As to Chris Rock: The real point about Chris Rock is that he’s rich. How did that happen? I bet it’s not because he stood on a picket line until McDonald’s agreed to pay him an above market wage. I bet it’s not because he marched and demonstrated until the government agreed to raise taxes so that it could pay more welfare benefits.

Do you think Chris Rock got rich by stealing from the poor?

I’m guessing Chris Rock developed his skill as a comic, started at the bottom, and sold people a type of humor they were willing to pay good money to see.

We are at the point in the US where the upper 1% of households pay 45% of income taxes. The upper 20% pay 80% of taxes. The bottom 20% pay negative taxes.

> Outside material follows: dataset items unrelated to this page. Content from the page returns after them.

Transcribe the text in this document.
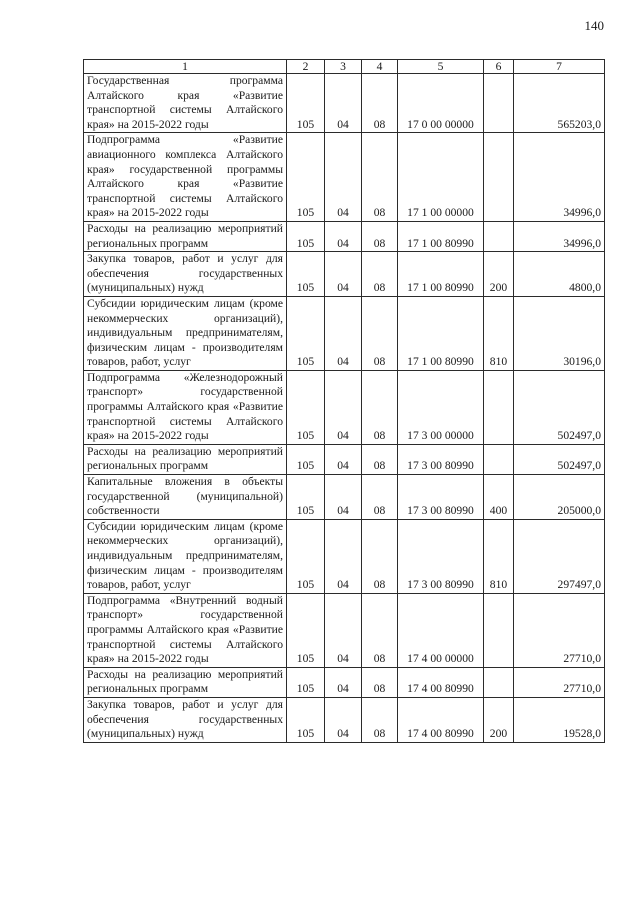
140
1	2	3	4	5	6	7
Государственная программа Алтайского края «Развитие транспортной системы Алтайского края» на 2015-2022 годы	105	04	08	17 0 00 00000		565203,0
Подпрограмма «Развитие авиационного комплекса Алтайского края» государственной программы Алтайского края «Развитие транспортной системы Алтайского края» на 2015-2022 годы	105	04	08	17 1 00 00000		34996,0
Расходы на реализацию мероприятий региональных программ	105	04	08	17 1 00 80990		34996,0
Закупка товаров, работ и услуг для обеспечения государственных (муниципальных) нужд	105	04	08	17 1 00 80990	200	4800,0
Субсидии юридическим лицам (кроме некоммерческих организаций), индивидуальным предпринимателям, физическим лицам - производителям товаров, работ, услуг	105	04	08	17 1 00 80990	810	30196,0
Подпрограмма «Железнодорожный транспорт» государственной программы Алтайского края «Развитие транспортной системы Алтайского края» на 2015-2022 годы	105	04	08	17 3 00 00000		502497,0
Расходы на реализацию мероприятий региональных программ	105	04	08	17 3 00 80990		502497,0
Капитальные вложения в объекты государственной (муниципальной) собственности	105	04	08	17 3 00 80990	400	205000,0
Субсидии юридическим лицам (кроме некоммерческих организаций), индивидуальным предпринимателям, физическим лицам - производителям товаров, работ, услуг	105	04	08	17 3 00 80990	810	297497,0
Подпрограмма «Внутренний водный транспорт» государственной программы Алтайского края «Развитие транспортной системы Алтайского края» на 2015-2022 годы	105	04	08	17 4 00 00000		27710,0
Расходы на реализацию мероприятий региональных программ	105	04	08	17 4 00 80990		27710,0
Закупка товаров, работ и услуг для обеспечения государственных (муниципальных) нужд	105	04	08	17 4 00 80990	200	19528,0
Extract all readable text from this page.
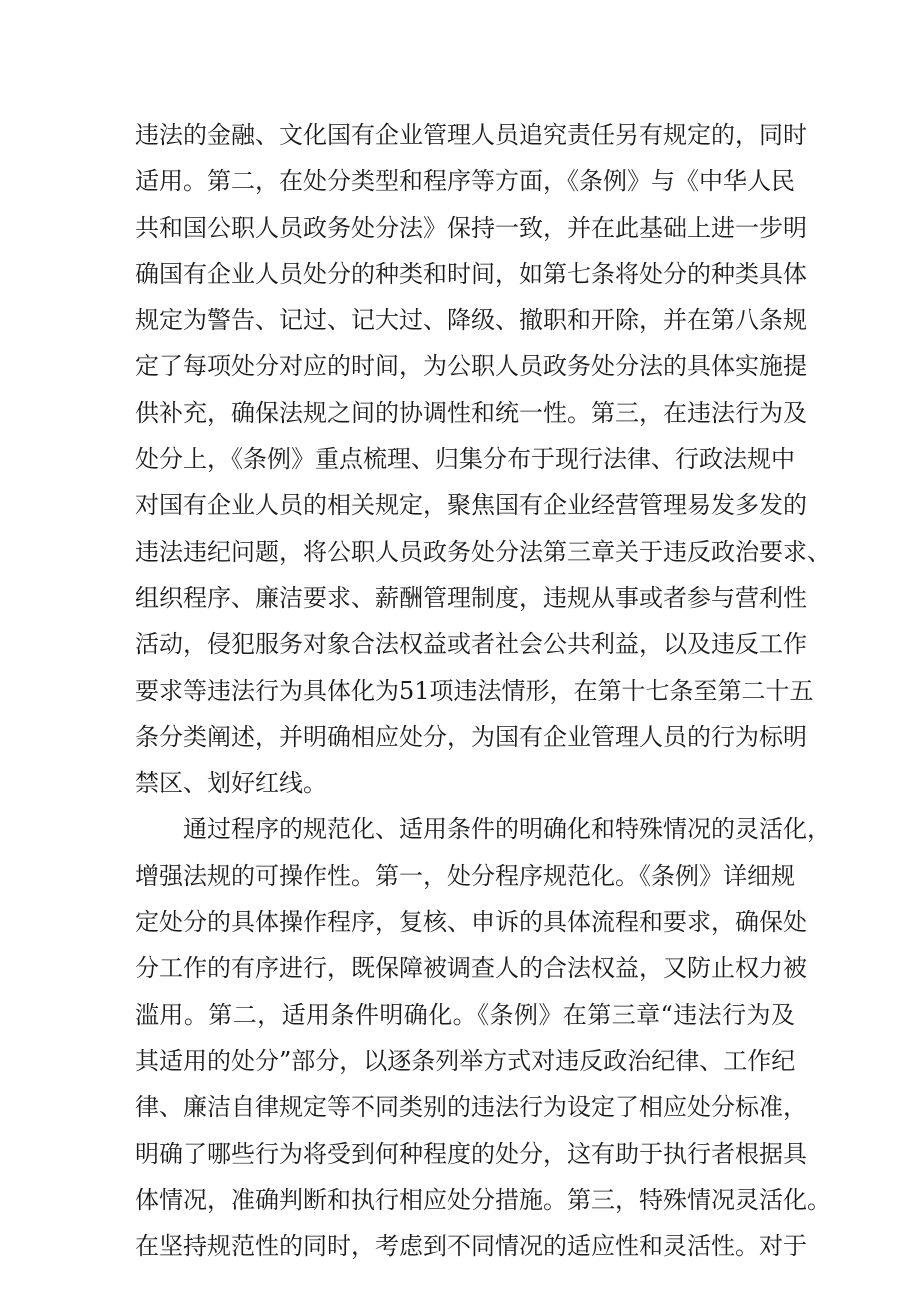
违法的金融、文化国有企业管理人员追究责任另有规定的，同时
适用。第二，在处分类型和程序等方面，《条例》与《中华人民
共和国公职人员政务处分法》保持一致，并在此基础上进一步明
确国有企业人员处分的种类和时间，如第七条将处分的种类具体
规定为警告、记过、记大过、降级、撤职和开除，并在第八条规
定了每项处分对应的时间，为公职人员政务处分法的具体实施提
供补充，确保法规之间的协调性和统一性。第三，在违法行为及
处分上，《条例》重点梳理、归集分布于现行法律、行政法规中
对国有企业人员的相关规定，聚焦国有企业经营管理易发多发的
违法违纪问题，将公职人员政务处分法第三章关于违反政治要求、
组织程序、廉洁要求、薪酬管理制度，违规从事或者参与营利性
活动，侵犯服务对象合法权益或者社会公共利益，以及违反工作
要求等违法行为具体化为51项违法情形，在第十七条至第二十五
条分类阐述，并明确相应处分，为国有企业管理人员的行为标明
禁区、划好红线。
通过程序的规范化、适用条件的明确化和特殊情况的灵活化，
增强法规的可操作性。第一，处分程序规范化。《条例》详细规
定处分的具体操作程序，复核、申诉的具体流程和要求，确保处
分工作的有序进行，既保障被调查人的合法权益，又防止权力被
滥用。第二，适用条件明确化。《条例》在第三章“违法行为及
其适用的处分”部分，以逐条列举方式对违反政治纪律、工作纪
律、廉洁自律规定等不同类别的违法行为设定了相应处分标准，
明确了哪些行为将受到何种程度的处分，这有助于执行者根据具
体情况，准确判断和执行相应处分措施。第三，特殊情况灵活化。
在坚持规范性的同时，考虑到不同情况的适应性和灵活性。对于
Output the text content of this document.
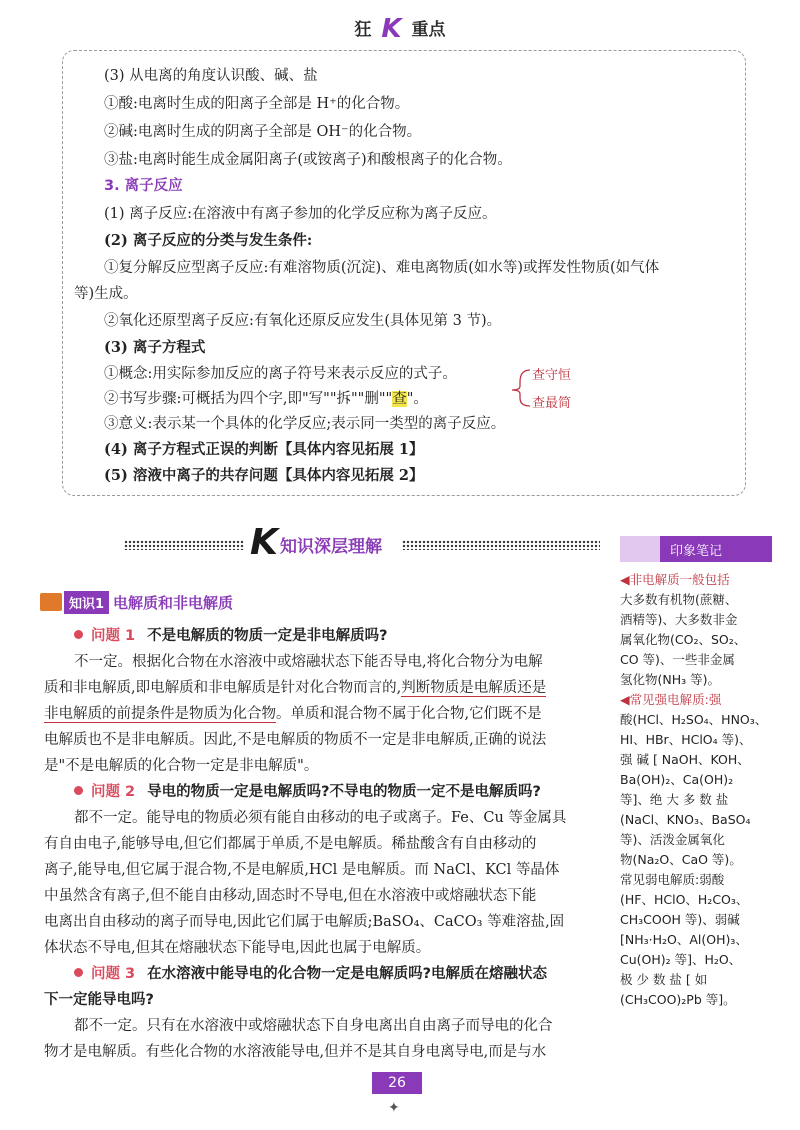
狂 K 重点
(3) 从电离的角度认识酸、碱、盐
①酸:电离时生成的阳离子全部是 H⁺的化合物。
②碱:电离时生成的阴离子全部是 OH⁻的化合物。
③盐:电离时能生成金属阳离子(或铵离子)和酸根离子的化合物。
3. 离子反应
(1) 离子反应:在溶液中有离子参加的化学反应称为离子反应。
(2) 离子反应的分类与发生条件:
①复分解反应型离子反应:有难溶物质(沉淀)、难电离物质(如水等)或挥发性物质(如气体
等)生成。
②氧化还原型离子反应:有氧化还原反应发生(具体见第 3 节)。
(3) 离子方程式
①概念:用实际参加反应的离子符号来表示反应的式子。
②书写步骤:可概括为四个字,即"写""拆""删""查"。
查守恒
查最简
③意义:表示某一个具体的化学反应;表示同一类型的离子反应。
(4) 离子方程式正误的判断【具体内容见拓展 1】
(5) 溶液中离子的共存问题【具体内容见拓展 2】
K 知识深层理解	印象笔记
知识1 电解质和非电解质
问题 1 不是电解质的物质一定是非电解质吗?
不一定。根据化合物在水溶液中或熔融状态下能否导电,将化合物分为电解
质和非电解质,即电解质和非电解质是针对化合物而言的,判断物质是电解质还是
非电解质的前提条件是物质为化合物。单质和混合物不属于化合物,它们既不是
电解质也不是非电解质。因此,不是电解质的物质不一定是非电解质,正确的说法
是"不是电解质的化合物一定是非电解质"。
问题 2 导电的物质一定是电解质吗?不导电的物质一定不是电解质吗?
都不一定。能导电的物质必须有能自由移动的电子或离子。Fe、Cu 等金属具
有自由电子,能够导电,但它们都属于单质,不是电解质。稀盐酸含有自由移动的
离子,能导电,但它属于混合物,不是电解质,HCl 是电解质。而 NaCl、KCl 等晶体
中虽然含有离子,但不能自由移动,固态时不导电,但在水溶液中或熔融状态下能
电离出自由移动的离子而导电,因此它们属于电解质;BaSO₄、CaCO₃ 等难溶盐,固
体状态不导电,但其在熔融状态下能导电,因此也属于电解质。
问题 3 在水溶液中能导电的化合物一定是电解质吗?电解质在熔融状态
下一定能导电吗?
都不一定。只有在水溶液中或熔融状态下自身电离出自由离子而导电的化合
物才是电解质。有些化合物的水溶液能导电,但并不是其自身电离导电,而是与水
◀非电解质一般包括
大多数有机物(蔗糖、
酒精等)、大多数非金
属氧化物(CO₂、SO₂、
CO 等)、一些非金属
氢化物(NH₃ 等)。
◀常见强电解质:强
酸(HCl、H₂SO₄、HNO₃、
HI、HBr、HClO₄ 等)、
强 碱 [ NaOH、KOH、
Ba(OH)₂、Ca(OH)₂
等]、绝 大 多 数 盐
(NaCl、KNO₃、BaSO₄
等)、活泼金属氧化
物(Na₂O、CaO 等)。
常见弱电解质:弱酸
(HF、HClO、H₂CO₃、
CH₃COOH 等)、弱碱
[NH₃·H₂O、Al(OH)₃、
Cu(OH)₂ 等]、H₂O、
极 少 数 盐 [ 如
(CH₃COO)₂Pb 等]。
26
✦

Changes in tax policy primarily affect how much of government spending is financed by taxation and how much by borrowing. It doesn’t affect who is poor and who is rich.

Obviously, factory workers don’t control whether the factory is closed or moves. But I must say, the difference between me and the unemployed coal miners in Eastern Kentucky is that in the 1950s, my father took a look around and moved the family the hell out of Eastern Kentucky. He got himself trained as a diesel mechanic and made a middle class life for himself and his family. You have to take your destiny into your own hands.

The Reverend here is selling the politics of envy. He implies that income and wealth are arbitrarily distributed. But wealth is generated from savings — that is, income. Income is created by individual productivity. You could seize the wealth of the highest earners, tax most of their income away, and distribute it to the poor. Do you think the poor would be better off?

How did that work out for Venezuela? Or Zimbabwe? Or South Africa?